Eis o homem. Igual, senão maior, a sua obra, cercada da consagração universal. Tinha o direito de sede nos maiores cenáculos da Europa e das Américas. Não foi mais na sua terra, porque prezava a renúncia. Mesmo assim, abriam-se-lhe as portas e os postos das academias e das universidades. Vazou, em muitos volumes, o arquivo da sua prática. Realizou a pesquisa, dando-lhe técnica e lógica. E na preocupação patriótica a que sempre se subordinou, os problemas médicos mais imperiosos, como o da febre amarela, o empolgaram. Se muito foi na poligrafia clínica, entrou poderoso nas questões sociais, defendendo a raça periclitante, desorientada no delírio dos movimentos, na alucinação das hipertrofias, no entorpecimento das iniciativas.

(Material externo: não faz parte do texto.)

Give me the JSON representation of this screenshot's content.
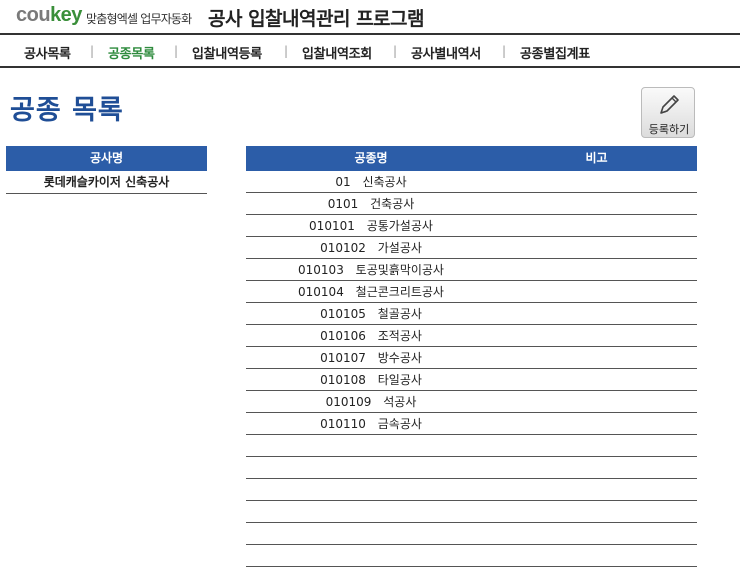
{
  "header": {
    "logo_part1": "cou",
    "logo_part2": "key",
    "logo_subtitle": "맞춤형엑셀 업무자동화",
    "app_title": "공사 입찰내역관리 프로그램"
  },
  "nav": {
    "items": [
      {
        "label": "공사목록",
        "active": false
      },
      {
        "label": "공종목록",
        "active": true
      },
      {
        "label": "입찰내역등록",
        "active": false
      },
      {
        "label": "입찰내역조회",
        "active": false
      },
      {
        "label": "공사별내역서",
        "active": false
      },
      {
        "label": "공종별집계표",
        "active": false
      }
    ],
    "separator": "|"
  },
  "page": {
    "title": "공종 목록",
    "register_button_label": "등록하기",
    "register_button_icon": "pencil-icon"
  },
  "project_table": {
    "header": "공사명",
    "rows": [
      "롯데캐슬카이저 신축공사"
    ]
  },
  "work_type_table": {
    "headers": {
      "name": "공종명",
      "note": "비고"
    },
    "rows": [
      {
        "code": "01",
        "name": "신축공사",
        "note": ""
      },
      {
        "code": "0101",
        "name": "건축공사",
        "note": ""
      },
      {
        "code": "010101",
        "name": "공통가설공사",
        "note": ""
      },
      {
        "code": "010102",
        "name": "가설공사",
        "note": ""
      },
      {
        "code": "010103",
        "name": "토공및흙막이공사",
        "note": ""
      },
      {
        "code": "010104",
        "name": "철근콘크리트공사",
        "note": ""
      },
      {
        "code": "010105",
        "name": "철골공사",
        "note": ""
      },
      {
        "code": "010106",
        "name": "조적공사",
        "note": ""
      },
      {
        "code": "010107",
        "name": "방수공사",
        "note": ""
      },
      {
        "code": "010108",
        "name": "타일공사",
        "note": ""
      },
      {
        "code": "010109",
        "name": "석공사",
        "note": ""
      },
      {
        "code": "010110",
        "name": "금속공사",
        "note": ""
      },
      {
        "code": "",
        "name": "",
        "note": ""
      },
      {
        "code": "",
        "name": "",
        "note": ""
      },
      {
        "code": "",
        "name": "",
        "note": ""
      },
      {
        "code": "",
        "name": "",
        "note": ""
      },
      {
        "code": "",
        "name": "",
        "note": ""
      },
      {
        "code": "",
        "name": "",
        "note": ""
      }
    ]
  },
  "colors": {
    "accent_blue": "#2c5da8",
    "title_blue": "#1f4e96",
    "active_green": "#2e8b3d",
    "logo_green": "#3a8f3a"
  }
}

Veio a esta Academia por títulos de cultura rara. De ótimas e adequadas letras serviu-se, apurado na frase escrita com a elegância e o rigor dos melhores clássicos. Não preferiu o exclusivismo ou a insistência literária. Por isso mesmo, não gastou o vernaculismo e a arte na carregação e na futilidade. Arrolou-se entre os expoentes, que não deslustram esta companhia. Aqui ficou por perto de vinte anos, dando-nos o favor de sua convivência. E todos leram, vendo-o, as linhas do seu grande livro, a história e o valor da vida de um desbravador de almas, atravessando sem mácula a turbulência do paganismo moderno, a onda dos infames desejos e dos vergonhosos compromissos, para emergir na imensa paz espiritual, favorecido de meditação e de recolhimento.

*  *  *
Não o acaso, mas uma invisível Providência, trouxe-vos a este lugar, cuja continuidade espiritual só vós, Sr. Amoroso Lima, poderíeis afiançar. Ele não é “o instituto de aposentadoria da decrepitude literária”, como o supusestes, arrancando à Academia, em nome de uma renovação, um dos seus florões – Graça Aranha, levado sobre os vossos ombros na tarde do rumoroso dissídio. Tínheis essa dívida aberta, e pagais pessoalmente agora as conseqüências dos arroubos da mocidade inadvertida. Compreendestes a ineficiência do protesto. O sopro da moderna emancipação não incutira no doutrinador adversário a confiança no seu credo. No instante único, ele foi firme; mas depois, permaneceu indefinido. Diante dos “espectros”, não podia desertar o anunciador da verdade. Por culpa de seu silêncio, os companheiros, funebremente mascarados, se debateriam no erro e no equívoco. Lançou, em retirada veloz, a excomunhão, quando melhor fora subverter a Academia bolorenta, cujo anacronismo entretanto poderia ter usado no voto ascético de Machado de Assis, inaugurando a sua Casa como uma soberba torre de marfim destinada à contemplação.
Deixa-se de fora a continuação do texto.